In an email, Cayuga County District Attorney Brittany Grome Antonacci said, “Unfortunately, we cannot comment until the trial is over. Currently the trial is scheduled for the second week in March.”
A short time after Ashley began living with the Ferro family, her four children noticed that their typically reserved mom, who told them the teen was there because Ashley’s mother had moved out of town, seemed quite different around him, according to Auburn, New York, newspaper, The Citizen. It soon became apparent to Ferro’s daughter Melissa that Ashley and her mom were physically involved, the outlet reported.
However, Ferro’s other daughter, Jessica, pushed back firmly on the notion, Melissa Ferro Ekiert told The Daily Beast. In 2017, the truth emerged when Jessica and one of Ferro’s two sons, caught their mother and Ashley—then 19—having sex, according to Ekiert.
“It was, like, the proof that it was happening,” Ekiert said. “I had had suspicions for a long time prior to that. And honestly, no one believed that it was [happening]. My sister had been defending my mother up until that point, when she saw them together. And then she realized that I wasn’t just making stuff up, that it probably had been going on for a while.” (In response, Ferro again denied ever having sex with Ashley when he was a minor.)
Although Ashley was no longer a student at the time, Ferro was still teaching high school, and Jessica urgently messaged Southern Cayuga Central School District Superintendent Patrick Jensen.
“We are unsure what consequences our mother will face at this point,” she wrote in an email reviewed by The Citizen. “We are trying to allow anyone with connections to her the chance to make their own decisions before this becomes public. This will be and is humiliating for us, but if we can save anyone else from being blindsided with the news, we would like to.”
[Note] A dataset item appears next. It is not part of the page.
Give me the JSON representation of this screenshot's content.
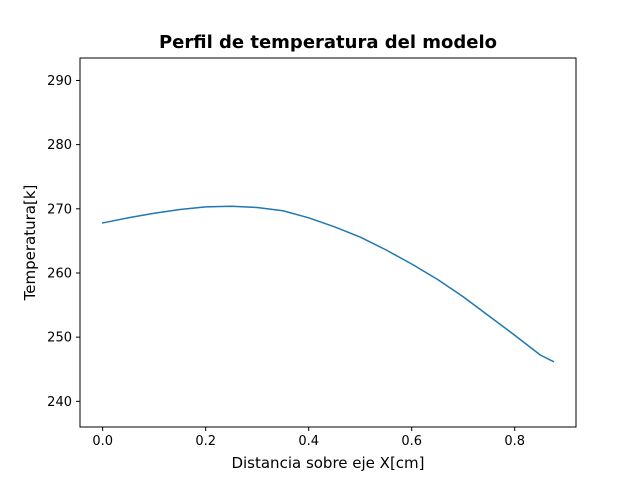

According to The Citizen, Jensen asked for proof, which the Ferro siblings said they didn’t have. And then, nothing. The relationship between the two was brought to the district’s attention again in 2019, when homicide investigators looking into Ashley’s role in Poole’s murder showed up at Southern Cayuga High School to ask Ferro why the younger man had been spotted driving her vehicle. The school’s principal covered Ferro’s class while she was being questioned by officers, The Citizen reported.
Jensen and the Southern Cayuga Central School District Board of Education did not respond to requests for comment.
Ferro’s children haven’t spoken to her since they discovered her in bed with Ashley, Ekiert told The Daily Beast.
“I honestly have no idea what she sees in him,” she said. “And I do not know why she sticks by him.”
Ekiert still sees Ferro “occasionally, not by choice,” she went on.
“She had taken us to court for grandparent’s rights to our older children,” Ekiert said. “So my two oldest children still have a relationship with her, which was court-ordered. She does show up to their sports events, so I do see her there, and I try not to associate with her at all. Because I don’t want to.”
For her part, Ferro claimed the bad blood between her and her children is “rooted from childhood feelings in divorce.” However, she said she was hesitant to share much more.
“Her allegations are allegations,” a defiant Ferro told The Daily Beast. “It’s a very unfortunate situation, and I’m at a loss for words as well as they are.”